Белый лист плыл как носилки, которые передают из рук в руки: на них лежал человек – мумия, закутанная в белые простыни. «Уборевич… Тяжело раненный, расстреляны…» – он закрыл глаза, лишь бы не видеть, как носилки подносят к стене. Ставят вертикально. Безгласная мумия, будто ей рот заклеили, извивалась под пеленами в тщетной попытке вырваться на свободу. Пли! – полыхнула отрывистая команда. Белый мешок с красными прорехами пронзила длинная судорога. Спеленатый дернулся и уронил голову на грудь…
Тут его толкнули в бок. Страшный мешок исчез, словно засветили пленку. Ганс протянул лист. Он глянул с опаской, но в тот же миг от сердца отлегло: никакие не носилки – что он такое выдумал! – на фотографии были представлены плоскогубцы. Стальные, с красными ручками.
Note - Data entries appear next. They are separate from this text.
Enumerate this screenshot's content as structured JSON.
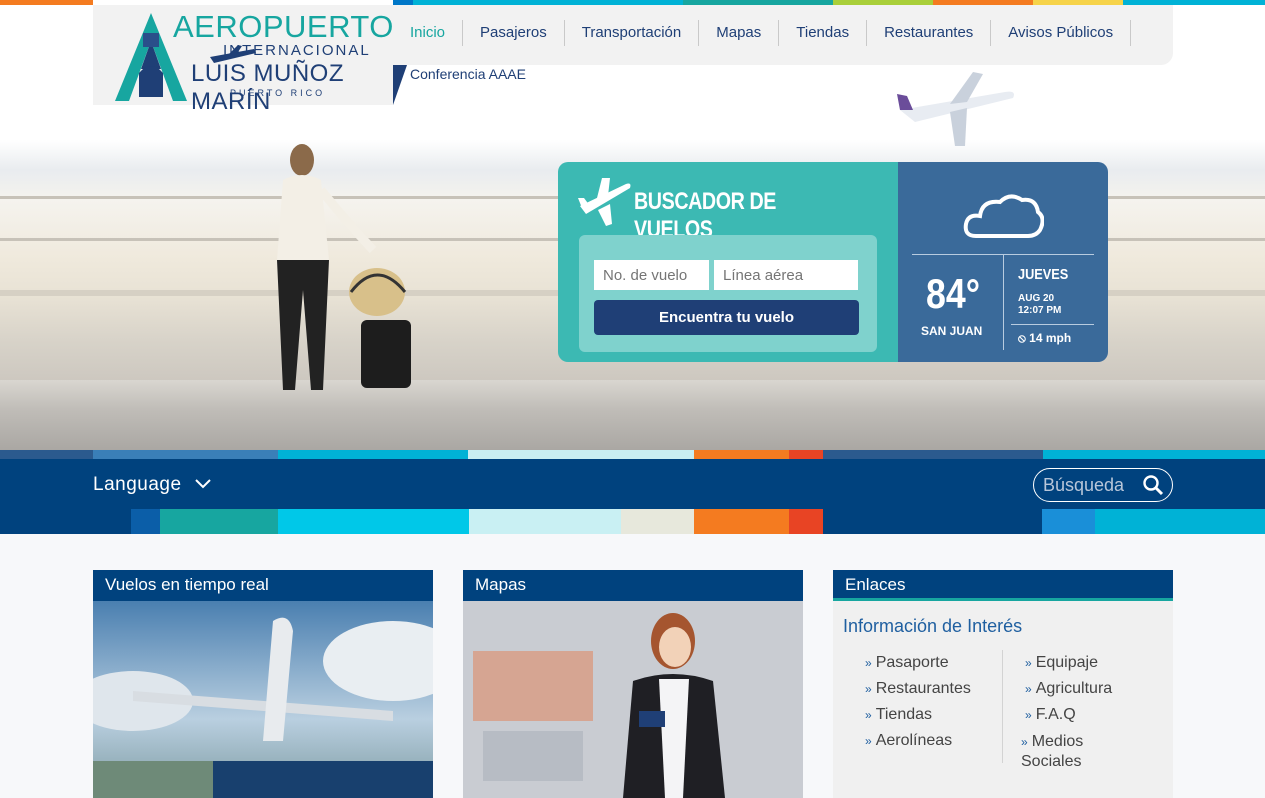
{
  "logo": {
    "line1": "AEROPUERTO",
    "line2": "INTERNACIONAL",
    "line3": "LUIS MUÑOZ MARÍN",
    "line4": "PUERTO RICO"
  },
  "nav": {
    "items": [
      {
        "label": "Inicio",
        "active": true
      },
      {
        "label": "Pasajeros"
      },
      {
        "label": "Transportación"
      },
      {
        "label": "Mapas"
      },
      {
        "label": "Tiendas"
      },
      {
        "label": "Restaurantes"
      },
      {
        "label": "Avisos Públicos"
      }
    ],
    "sub_label": "Conferencia AAAE"
  },
  "flight_search": {
    "title": "BUSCADOR DE VUELOS",
    "flight_no_placeholder": "No. de vuelo",
    "airline_placeholder": "Línea aérea",
    "button_label": "Encuentra tu vuelo"
  },
  "weather": {
    "icon": "cloud-icon",
    "temperature": "84°",
    "city": "SAN JUAN",
    "day": "JUEVES",
    "date": "AUG 20",
    "time": "12:07 PM",
    "wind": "14 mph"
  },
  "band": {
    "language_label": "Language",
    "search_placeholder": "Búsqueda"
  },
  "panels": {
    "realtime_title": "Vuelos en tiempo real",
    "maps_title": "Mapas",
    "links_title": "Enlaces",
    "links_subtitle": "Información de Interés",
    "links_left": [
      "Pasaporte",
      "Restaurantes",
      "Tiendas",
      "Aerolíneas"
    ],
    "links_right": [
      "Equipaje",
      "Agricultura",
      "F.A.Q",
      "Medios Sociales"
    ]
  },
  "colors": {
    "navy": "#00427e",
    "teal": "#17a6a0",
    "weather_blue": "#3a6a9a",
    "search_teal": "#3cb9b3"
  }
}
– Дак чо, пытали их, што ли? – Ганс закрыл тетрадь.
– Не говори глупости! – он возразил вполголоса, так, чтобы не слышали соседи. – Сказали тебе – ампулу перекусывали! – и уловил слабый запах кислоты, разъедающей провода.
– Мало ли што сказали! – Ганс нахмурился.
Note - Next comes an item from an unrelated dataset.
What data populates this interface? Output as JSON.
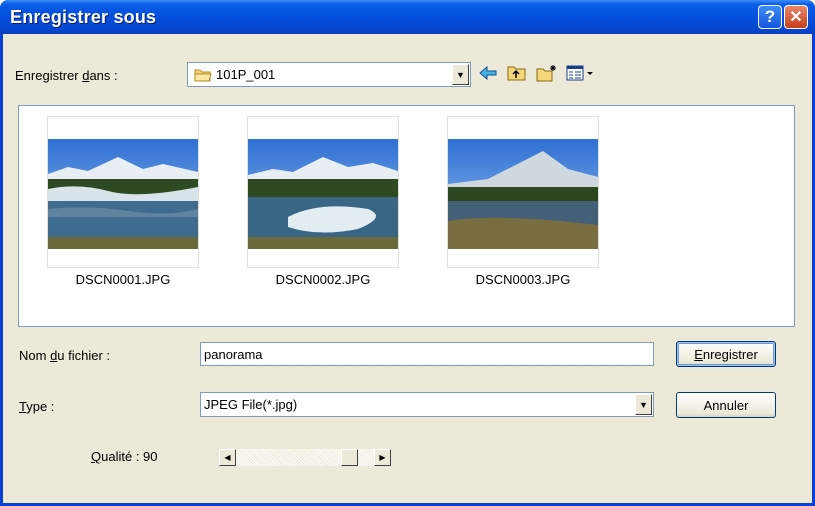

– Внимательно изучив плоскогубцы, найденные на месте преступления, следствие обнаружило отпечатки пальцев всех без исключения участников. Кроме, естественно, товарища Сталина…
По аудитории, как дуновение ветра, пронесся легкий шум.
– Штилле! Штилле битте! Прошу тишины! – модератор стучал по столу пустым очешником.
– Дак чо? Хором што ли перекусывали? – голос из заднего ряда спросил насмешливо.
– Отнюдь, – Нагой растянул губы в вежливой улыбке. – Однако мне понятен ваш вопрос. Мы, советские историки, им тоже задались.
– Ну? И чо решили? Модератор покачал головой укоризненно.
– Следствие пришло к выводу, что незадолго до преступления каждый из участников приложил руку к плоскогубцам…
– А на хера?
– Эй ты! – модератор привстал с места. – Сам заткнешься или нахрен вывести?
– Благодарю, – докладчик склонил голову к плечу. – Возможно, мы имеем дело с возрождением нашей давней традиции, когда офицеры, давая клятву верности, возлагали руки на эфес шпаги.
– Типа, французские мушкетеры? – другой, не менее звонкий, голос уточнил.
– В определенном смысле – да. Если учесть, что эту давнюю традицию французы переняли у русских в ходе войны 1812 года.